A community may be defined in many different ways. Community care can also be defined differentially, maybe in relation to a fundamental philosophy, may in terms of imposed limitations and definitions of community delineation.
One definition of;community’ is “A social group of any size whose members reside in a specific locality, share government, and often have a common cultural and historical heritage This notion of community identifies the key elements of community in relation to healthcare that concern healthcare service providers and policy makers. Communities can be defined in terms of their location, but it is not enough to delineate communities in terms of specific areas, because communities are not simply collections of people who are in close proximity with each other by happenstance (Webb, 1986). Communities occur because of features which bring people together, often because of need, such as family support, or because of common interest, such as healthcare support groups. However, not all groups which share a common interest are communities (Trevilion, 1993). Location and purpose seem to be aspects of community, sharing not only common interest but common activities and common purposes, common concerns and common needs (Sines et al, 2005).
Culture, ethnicity, age, gender, sexuality, all of these can be characteristics which define a community, but they could also be different elements of identities and needs within a particular community.
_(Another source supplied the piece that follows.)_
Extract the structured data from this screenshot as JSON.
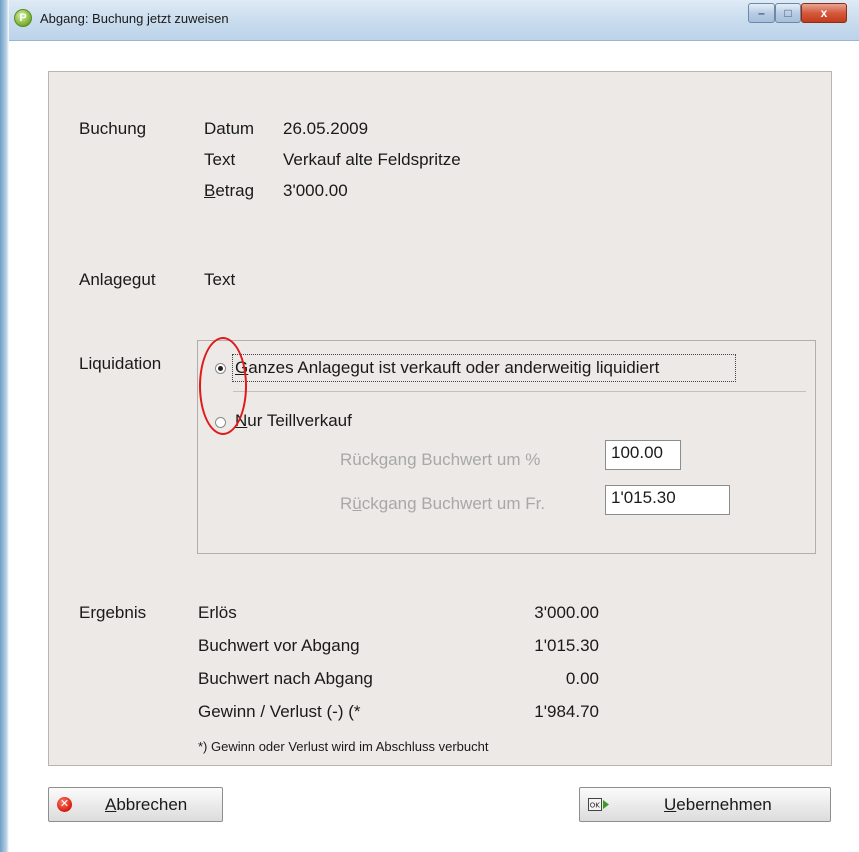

For example, it is possible to talk of traveller community health, traveller women’s health, gay men’s health, and the like, and thus we are referring to communities which may exist within geographical communities, or despite geographical boundaries (McMurray, 2003).
Within the United Kingdom, issues surrounding community health and wellbeing have concerned healthcare providers, particularly in defining distinct communities or sectors of communities, in order to identify health needs and develop and mobilise services in order to meet those needs (Lewis, 1999). However, these needs and the communities focused on have been traditionally limited to government-defined communities or definitions of who belongs to what community (Lewis, 1999). More recently, the re-orientation of UK healthcare services towards a more patient-centred model has led to the upsurge of service user involvement in design, development and evaluation of services (Pickar et al, 2002; Simpson et al, 2006; Tait and Lester, 2005; Telford and Faulkner, 2004; Humphreys, 2005).
This could be viewed as a means of breaking down the traditional hierarchical barriers between ‘the community’ or communities being served by healthcare providers, and the providers themselves (Telford and Faulkner, 2004). Addressing community needs can be informal, local, or national and formal, and seems to form part of governance strategies in the UK and Ireland (DoHC, 2001). Such strategies also now seem to focus not only on the service user information role, through gathering feedback and through service user involvement (Poulton, 1997), but also the need for greater collaboration, within and between healthcare and community/ social care/ voluntary sector agencies (Cumberledge, 1986; Fisher et al, 1999). These are all very good ideals, but in order to make user involvement and collaborative approaches work, information needs to be applied to practice, and practice needs to be changed for the better. This requires staff at some level to enforce these changes.